Howard's schedule. Though he grew up speaking Chinese

and attending Chinese school, he was now undergoing

the exhausting task of learning in an American school.

He still, naturally, had to keep up with his Chinese

studies, and take extra English classes on the side.

Howard was in the National Taipei children's choir,

played guitar, piano, and violin. He was a black belt

in Taekwondo. He had a private English tutor. He

stayed up until at least midnight every night doing

homework and had to be to school by 7:30 am the next

morning.

Because I knew Howard. I came over to him, and I

grabbed his hand. I kissed my hand which was holding

his and said "I'm sorry Howard." His eyes watered up,

and thanked me.

Guy Doud understood Howard. He understood me. He

knew what it was to remember and incorporate and give

to his students.

I mentioned earlier that I hated high school. It is

because it was a place where I walked into a

classroom, and the girl who had been my best friend

mumbled under her breath that I was a fucking bitch.

I know those words sit ugly on this paper. They sat

even uglier on my heart. I cried every night for six

months because I literally did not have a single

friend.

Guy Doud talked about the teachers who did not get

it. He talked about the teacehrs who never saw him.

I knew those teachers too. There were instances when

teachers would refer this girl to the principal

because she was growing out of hand. There she was

told, "Amanda. Tracey is no match for your quick wit,

and sharp tongue." Just once I wanted a teacher to

stand up to her for me. But apparently she not only

had the social power with my peers, but my teachers as

well. Either that, or I was not worth standing up

for.

I resonated with Guy Doud and his discussion of

taking to heart those things which are told to us as a

young child. I hurt with him when he remembered that

the messages of being bad at making his art project

meant that he was bad. Or that his inability to play

sports meant that he was simply unable. Worthless.

The job of a teacher, according to Guy Doud, is to

guard and nurture the inner lives of the students with

which you have been entrusted. It is to make sure

that your classroom is the place in which the message

they receive is one of growth, openness, and value.
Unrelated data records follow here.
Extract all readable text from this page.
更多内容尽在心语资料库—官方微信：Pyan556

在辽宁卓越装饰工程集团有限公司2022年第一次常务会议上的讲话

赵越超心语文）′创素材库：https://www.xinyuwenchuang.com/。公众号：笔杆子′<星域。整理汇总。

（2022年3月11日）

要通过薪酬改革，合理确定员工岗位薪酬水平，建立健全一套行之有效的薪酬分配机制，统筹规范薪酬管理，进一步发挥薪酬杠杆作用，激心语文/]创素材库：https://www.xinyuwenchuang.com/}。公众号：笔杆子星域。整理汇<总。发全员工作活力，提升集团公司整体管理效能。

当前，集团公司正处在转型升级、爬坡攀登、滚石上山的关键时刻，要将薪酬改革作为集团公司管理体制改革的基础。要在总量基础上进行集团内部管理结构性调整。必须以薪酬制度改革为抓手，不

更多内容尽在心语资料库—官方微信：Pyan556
My junior year of high school, there came a frumpy

middle-aged woman who was way too loud for our small

town. But she connected with me. She gave me a

leading role in our school's first ever play. She

made me editor of the yearbook. She gave me the book

Night, by Elie Weisel, and took me to visit a

Holocaust survivor. She told me Amanda was awful to

me. She grew indignant when I was mistreated. I am

very grateful, to this day, for Virginia Mabry.

And I am grateful for Mr. Doud. And his

articulation of something so important, and so

incredibly universal to what it is to be a student; to

be human. I know there are others like him. And when

I still see my students' names in my email inbox; I am

grateful to be counted among his company.